Question

Henry's law constant for a gas CH3Br is 0.19 mole decimeter cube inverse atm inverse at 25 degree Celsius. What is solubility of water at 25 degree Celsius and a partial pressure of 0.164 atm?

• A. 0.03116 mol dm^-3
• B. 0.19 mol dm^-3
• C. 0.164 mol dm^-3
• D. 0.003116 mol dm^-3

Answer 1

Answer: (A)

0.03116 mol dm^-3

Answer 2

Molarity is the parameter to express concentration of the solution and is defined as the amounts of moles of solute that are dissolved in per liter of solution.

Formula used: Henry’s law formula- $C={{K}_{H}}P$ where $C$ is the solubility (concentration) of the gas in the liquid, $K_H$ is Henry's law constant, and $P$ is the partial pressure of the gas.

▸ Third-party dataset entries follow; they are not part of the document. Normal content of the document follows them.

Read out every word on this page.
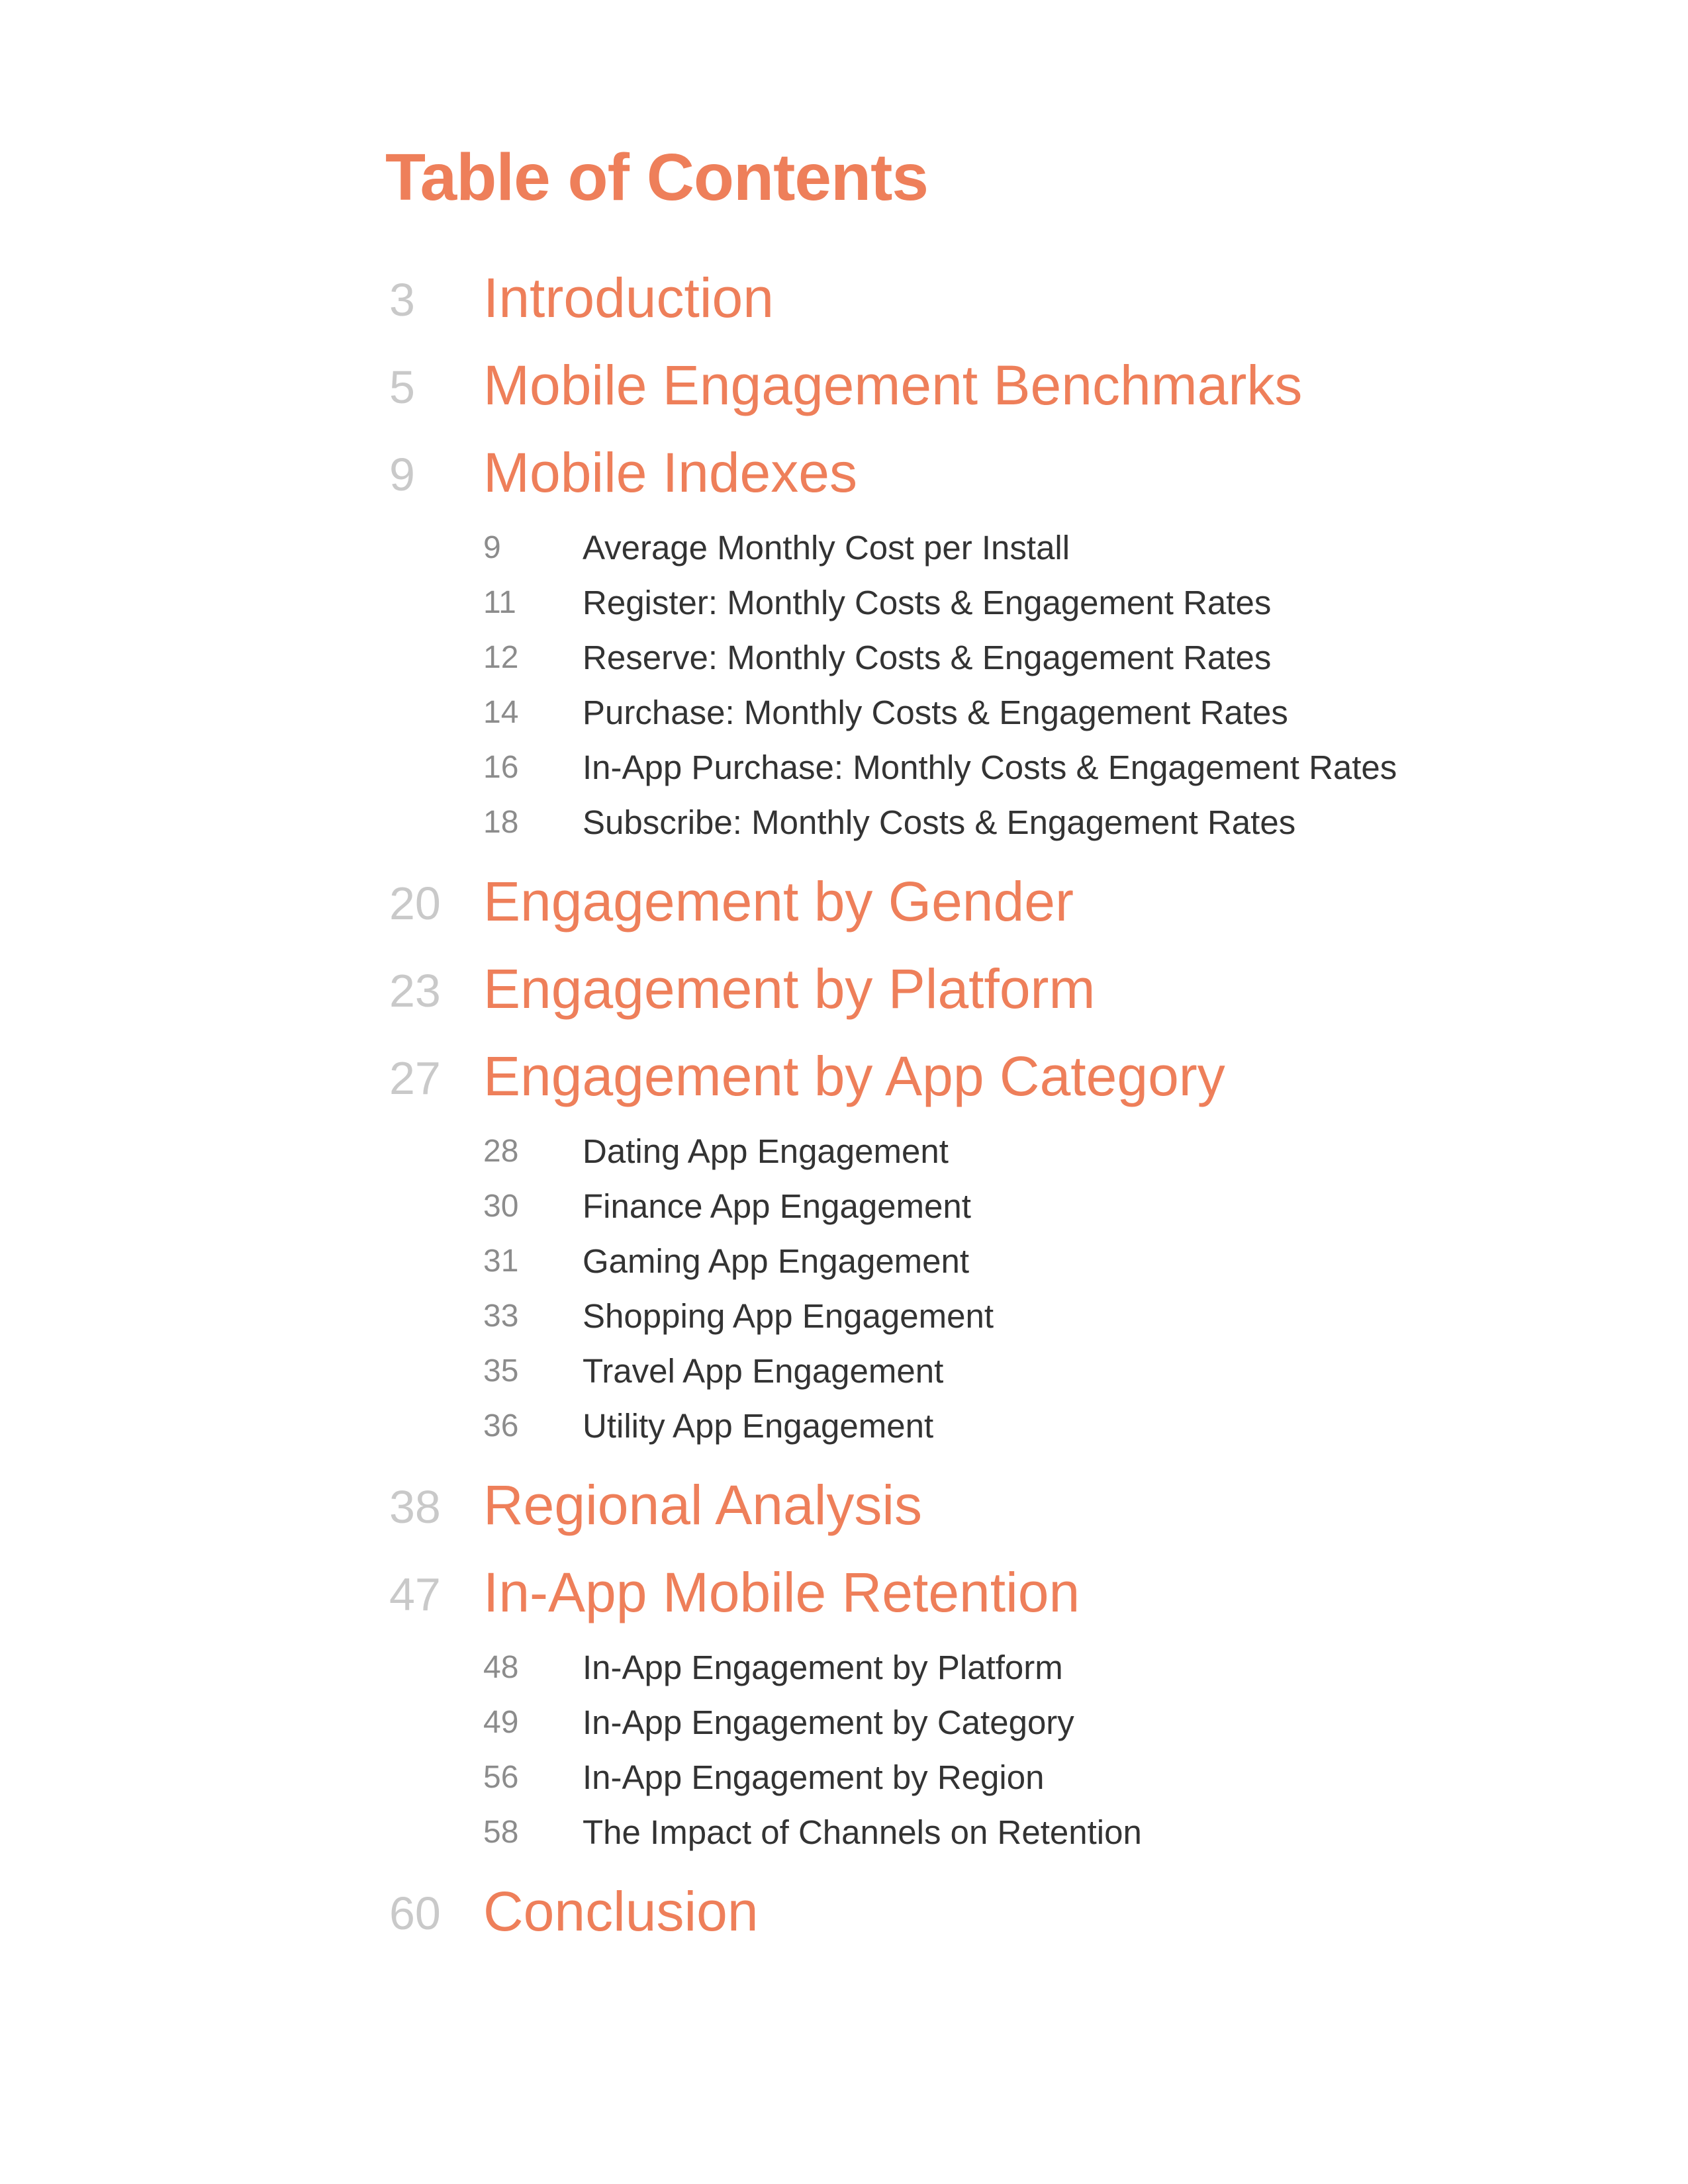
Table of Contents
3 Introduction
5 Mobile Engagement Benchmarks
9 Mobile Indexes
9 Average Monthly Cost per Install
11 Register: Monthly Costs & Engagement Rates
12 Reserve: Monthly Costs & Engagement Rates
14 Purchase: Monthly Costs & Engagement Rates
16 In-App Purchase: Monthly Costs & Engagement Rates
18 Subscribe: Monthly Costs & Engagement Rates
20 Engagement by Gender
23 Engagement by Platform
27 Engagement by App Category
28 Dating App Engagement
30 Finance App Engagement
31 Gaming App Engagement
33 Shopping App Engagement
35 Travel App Engagement
36 Utility App Engagement
38 Regional Analysis
47 In-App Mobile Retention
48 In-App Engagement by Platform
49 In-App Engagement by Category
56 In-App Engagement by Region
58 The Impact of Channels on Retention
60 Conclusion
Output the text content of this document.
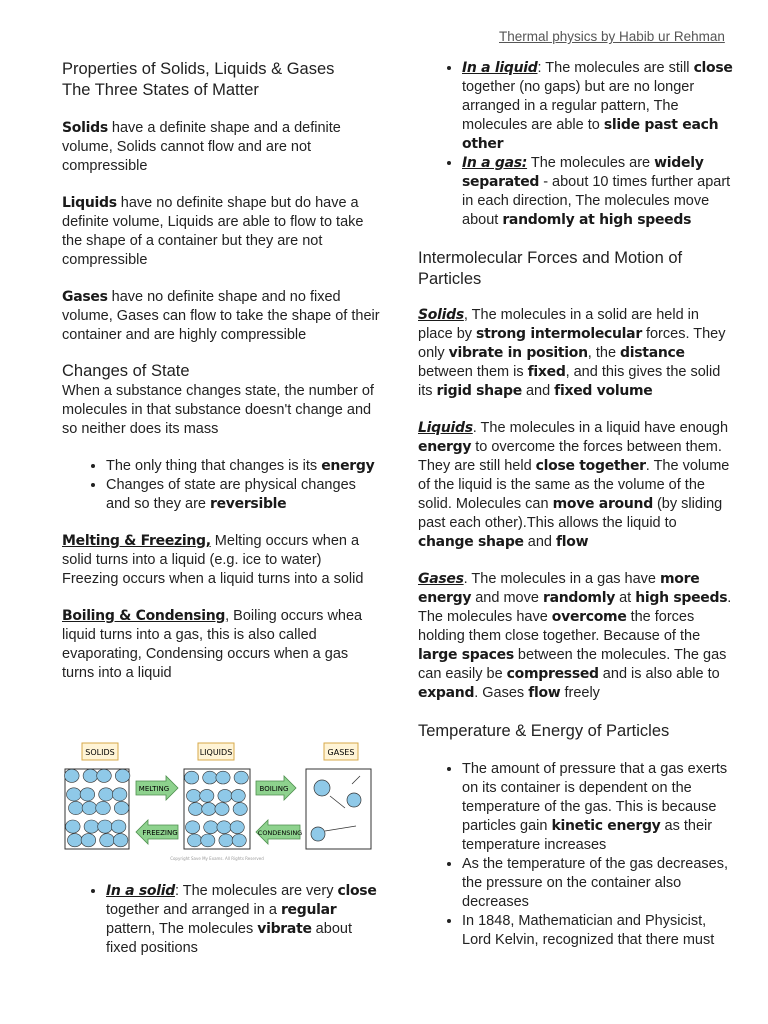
Thermal physics by Habib ur Rehman
Properties of Solids, Liquids & Gases
The Three States of Matter

Solids have a definite shape and a definite volume, Solids cannot flow and are not compressible

Liquids have no definite shape but do have a definite volume, Liquids are able to flow to take the shape of a container but they are not compressible

Gases have no definite shape and no fixed volume, Gases can flow to take the shape of their container and are highly compressible

Changes of State

When a substance changes state, the number of molecules in that substance doesn't change and so neither does its mass

• The only thing that changes is its energy
• Changes of state are physical changes and so they are reversible

Melting & Freezing, Melting occurs when a solid turns into a liquid (e.g. ice to water) Freezing occurs when a liquid turns into a solid

Boiling & Condensing, Boiling occurs whea liquid turns into a gas, this is also called evaporating, Condensing occurs when a gas turns into a liquid

SOLIDS	LIQUIDS	GASES
MELTING	BOILING
FREEZING	CONDENSING
Copyright Save My Exams. All Rights Reserved
• In a solid: The molecules are very close together and arranged in a regular pattern, The molecules vibrate about fixed positions
• In a liquid: The molecules are still close together (no gaps) but are no longer arranged in a regular pattern, The molecules are able to slide past each other
• In a gas: The molecules are widely separated - about 10 times further apart in each direction, The molecules move about randomly at high speeds
Intermolecular Forces and Motion of Particles

Solids, The molecules in a solid are held in place by strong intermolecular forces. They only vibrate in position, the distance between them is fixed, and this gives the solid its rigid shape and fixed volume

Liquids. The molecules in a liquid have enough energy to overcome the forces between them. They are still held close together. The volume of the liquid is the same as the volume of the solid. Molecules can move around (by sliding past each other).This allows the liquid to change shape and flow

Gases. The molecules in a gas have more energy and move randomly at high speeds. The molecules have overcome the forces holding them close together. Because of the large spaces between the molecules. The gas can easily be compressed and is also able to expand. Gases flow freely

Temperature & Energy of Particles
• The amount of pressure that a gas exerts on its container is dependent on the temperature of the gas. This is because particles gain kinetic energy as their temperature increases
• As the temperature of the gas decreases, the pressure on the container also decreases
• In 1848, Mathematician and Physicist, Lord Kelvin, recognized that there must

Complete step by step solution: For the gas CH3Br, given in this question are: Henry’s law constant, $K_H = 0.19 \, \text{mol dm}^{-3} \, \text{atm}^{-1}$ Temperature $= 25{}^\circ C$ Partial pressure of the gas, $P = 0.164 \, \text{atm}$

According to Henry’s law, the solubility of a gas in a liquid is directly proportional to its partial pressure. So, solubility of the gas will be obtained by calculating its concentration using Henry’s formula: $C={{K}_{H}}P$ Substituting the given values: Henry’s constant, $K_H = 0.19 \, \text{mol dm}^{-3} \, \text{atm}^{-1}$ Pressure of the gas, $P = 0.164 \, \text{atm}$

Concentration of the gas in the solution (solubility) $C = (0.19 \, \text{mol dm}^{-3} \, \text{atm}^{-1}) \times (0.164 \, \text{atm})$ $C = 0.03116 \, \text{mol dm}^{-3}$

We know that molarity is expressed in terms of moles per liter. The conversion of volume unit is: $1 \, \text{dm}^3 = 1 \, \text{L}$ So, the solubility is expressed in terms of molarity as: Molarity $C = 0.03116 \, \text{mol L}^{-1}$